No revelry or carelessness deserves such punishment.  
Break my face and hide it too, 
If you feel they deserve to be there.  

Job stood proud and said nothing against his wife’s words. The next day he began to work again, just as he had when he was young. He sent messages to his old companions; Eliphaz the Temanite, Bildad the Shuhite, and Zophar the Naamathite. They had worked together when they were young, each building fortunes together. Then, to avoid envy, they parted ways to grow their wealth privately. Job sent these messages asking for encouragement in his difficult time.

Job travelled to look for work, leaving his wife in Uz. Eilish took pity on Job’s wife and brought her to the home she shared with other old women. Uz was generous to her, bringing flour, figs, and fowl to Eilish’s door.

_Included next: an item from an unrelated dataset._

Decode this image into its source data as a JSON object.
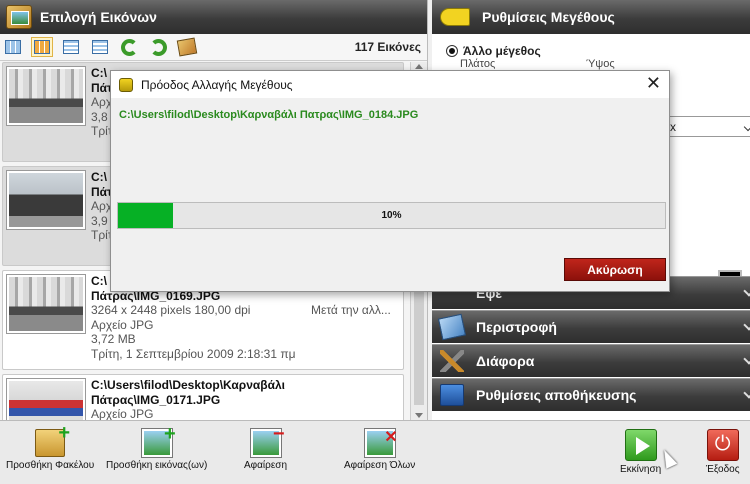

After the first moon, Job’s wife received responses from his companions. They said they could not give encouragement afar for someone such as Job. They would arrive for a visit upon the next moon. Job’s wife wept, for she had nothing of her own to prepare for them.

Upon the end of the second moon, Job’s wife met his companions and offered what hospitality she could with the aid of Eilish. His companions were gracious in the light of her misfortune. It was Zophar who asked:

Has a plague struck Uz?
Tell me truly,
For I passed a man on my way,
He scraped his flesh with a potsherd,
It was sour, 
And covered in boils.

Job’s wife heard this and said:

No plague has struck Uz,
But your words bring me grief,
For I fear that what does not strike Uz,
Shall strike at me.

Together with Eliphaz, Bildad, and Zophar, Job’s wife went to the edge of Uz to look for the plagued man. Soon, they came upon one sitting in the wilderness scraping his sores with the sharp edge of broken clay. At first they did not recognize him. But it was Job, frail with fasting and weak with sickness.

When they recognized him, they all raised their voices and wept. Each tore their clothes and threw dust on their heads. They sat with Job seven days and seven nights, and no one said a word. Eilish brought food and water to them from Uz as they sat in vigil. But Job did not eat, for his pain was too great.